Small, closely spaced stripes on the leg and much large bandwidth on the chest. Photo by Mark Edwards.
The intersection of the torso with the legs has some fun striping. Photo by Esmee Tooke. 
Another look at the transition from vertical stripes on the torso to horizontal stripes on the back legs. The inside of the rump is white and the tail has some spots, but not extensive stripes. Photo by Judy.
The stripes do not continue to the belly, they just fade into oblivion. Photo by Judy.
A solid black line continues a good distance down the tail and white inside the thighs. A thick black line goes down the back with a good sized white margin on either side. Photo by Judy.
It was named by the English naturalist Emile Oustalet in 1882, after Jules Grevy, the president of France, who was given one by the government of Abyssinia, which is the historical name for Ethiopia.  
Photo by Mark Edwards
Photo by Steven Shuel. Note the Grant's gazelles in the background.
We actually saw herds with both Grevy's and plains zebras together although I don't have any good pictures of them. The Grevy's zebras were one of my favorite animals from the trip.

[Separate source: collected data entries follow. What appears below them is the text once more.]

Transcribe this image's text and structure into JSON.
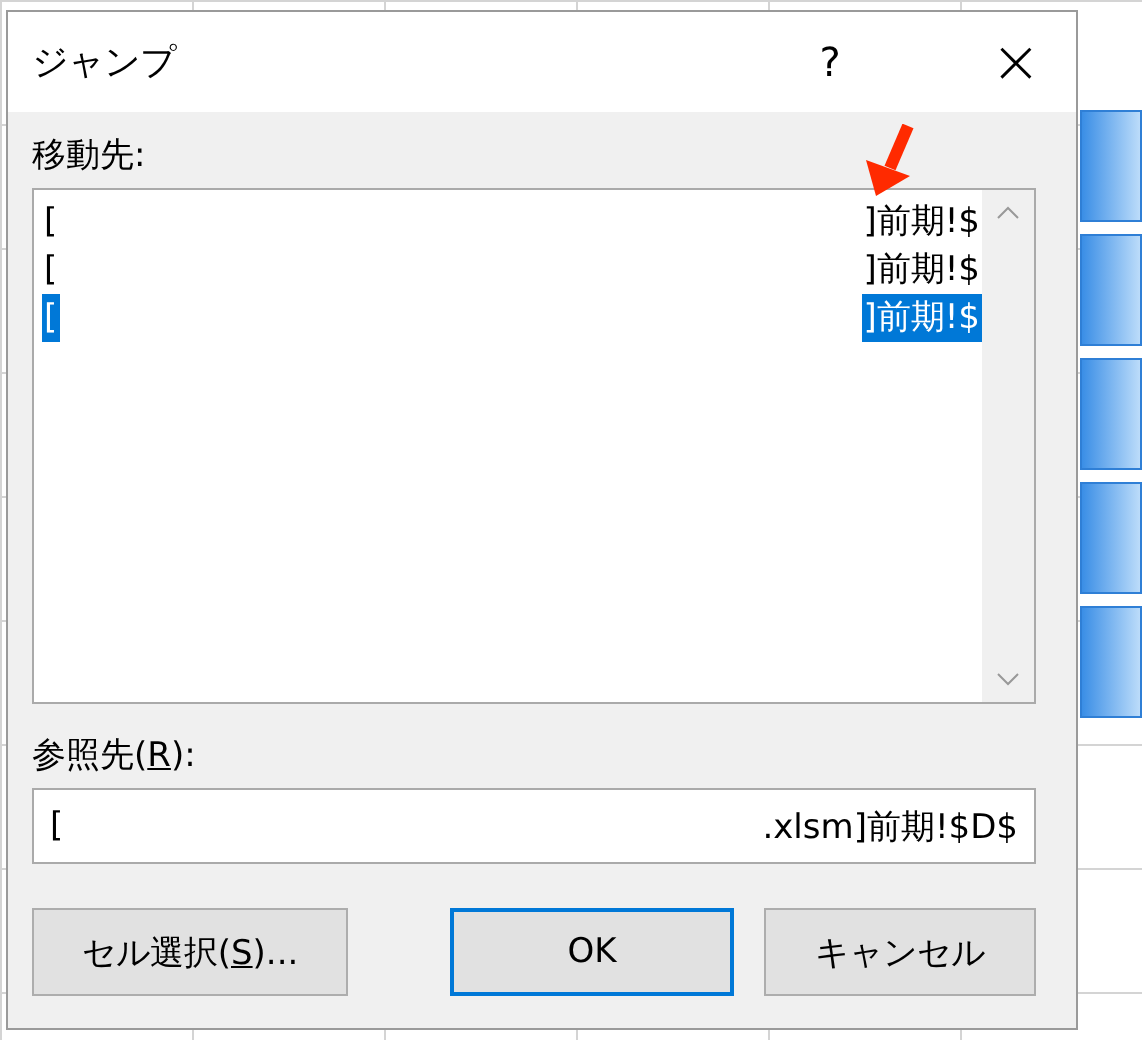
{
  "window": {
    "title": "ジャンプ",
    "help": "?",
    "close": "×"
  },
  "goto": {
    "label": "移動先:",
    "items": [
      {
        "start": "[",
        "end": "]前期!$",
        "selected": false
      },
      {
        "start": "[",
        "end": "]前期!$",
        "selected": false
      },
      {
        "start": "[",
        "end": "]前期!$",
        "selected": true
      }
    ]
  },
  "reference": {
    "label": {
      "before": "参照先(",
      "key": "R",
      "after": "):"
    },
    "value_start": "[",
    "value_end": ".xlsm]前期!$D$"
  },
  "buttons": [
    {
      "kind": "plain",
      "label": {
        "before": "セル選択(",
        "key": "S",
        "after": ")..."
      }
    },
    {
      "kind": "default",
      "label": {
        "before": "OK"
      }
    },
    {
      "kind": "plain",
      "label": {
        "before": "キャンセル"
      }
    }
  ]
}
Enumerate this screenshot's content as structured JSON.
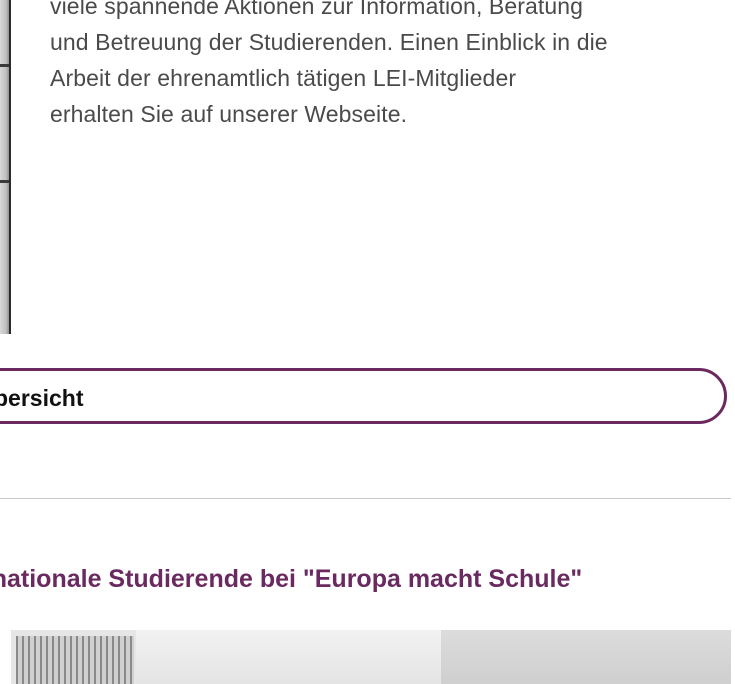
{
  "intro": {
    "lines": [
      "viele spannende Aktionen zur Information, Beratung",
      "und Betreuung der Studierenden. Einen Einblick in die",
      "Arbeit der ehrenamtlich tätigen LEI-Mitglieder",
      "erhalten Sie auf unserer Webseite."
    ]
  },
  "overview_link": {
    "label": "bersicht"
  },
  "news": {
    "title": "rnationale Studierende bei \"Europa macht Schule\""
  },
  "colors": {
    "accent": "#6a2a60",
    "text": "#4a4a4a",
    "divider": "#c9c9c9"
  }
}
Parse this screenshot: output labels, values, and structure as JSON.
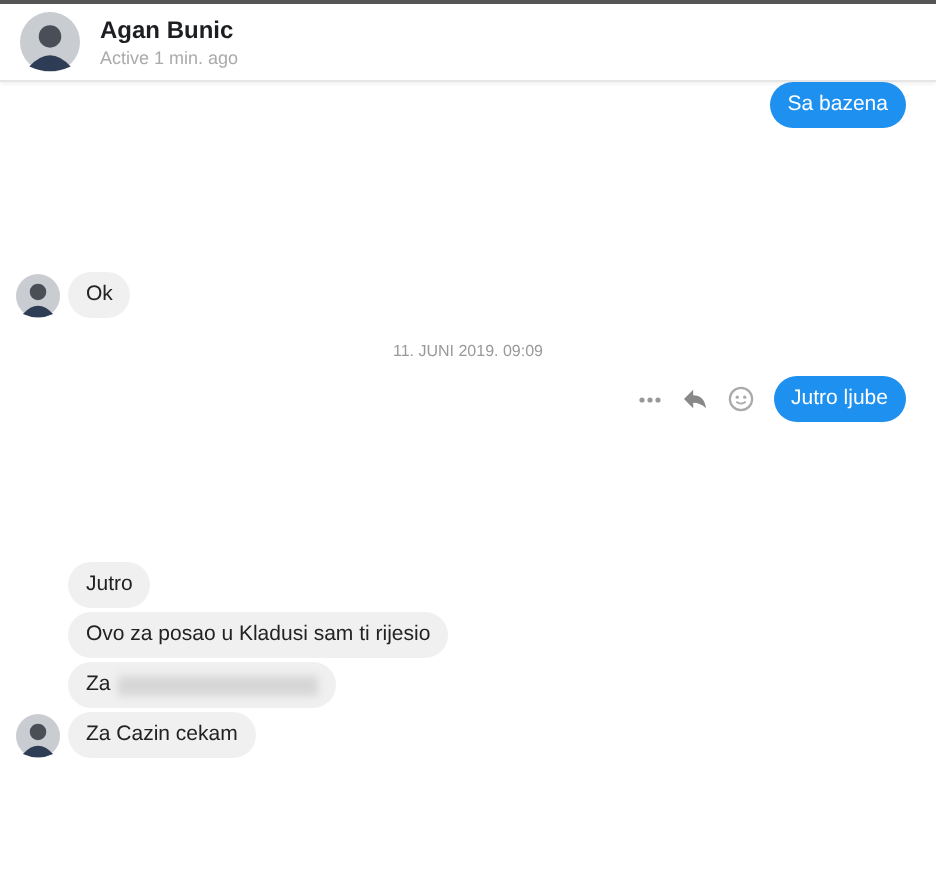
{
  "header": {
    "name": "Agan Bunic",
    "status": "Active 1 min. ago"
  },
  "groups": [
    {
      "kind": "outgoing",
      "messages": [
        {
          "text": "Sa bazena"
        }
      ],
      "actions": false
    },
    {
      "kind": "incoming",
      "messages": [
        {
          "text": "Ok",
          "redacted": false
        }
      ]
    },
    {
      "kind": "timestamp",
      "text": "11. JUNI 2019. 09:09"
    },
    {
      "kind": "outgoing",
      "messages": [
        {
          "text": "Jutro ljube"
        }
      ],
      "actions": true
    },
    {
      "kind": "incoming",
      "messages": [
        {
          "text": "Jutro",
          "redacted": false
        },
        {
          "text": "Ovo za posao u Kladusi sam ti rijesio",
          "redacted": false
        },
        {
          "text": "Za",
          "redacted": true
        },
        {
          "text": "Za Cazin cekam",
          "redacted": false
        }
      ]
    }
  ]
}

I love their striping and their big ears.
We always loved when we could get multiple animals in a picture.  A desert warthog is in the background. Photo by Michael Lewin. 
Steven Shuel captures not only the desert warthog, but the Grant's gazelles.


  1. I love these zebras--they are like the more delicately, intricately, beautifully, crafted cousin of the plains zebra

  2. Those big ears are wonderful, and the delicate stripes all the way down the legs to the hooves are haute couture.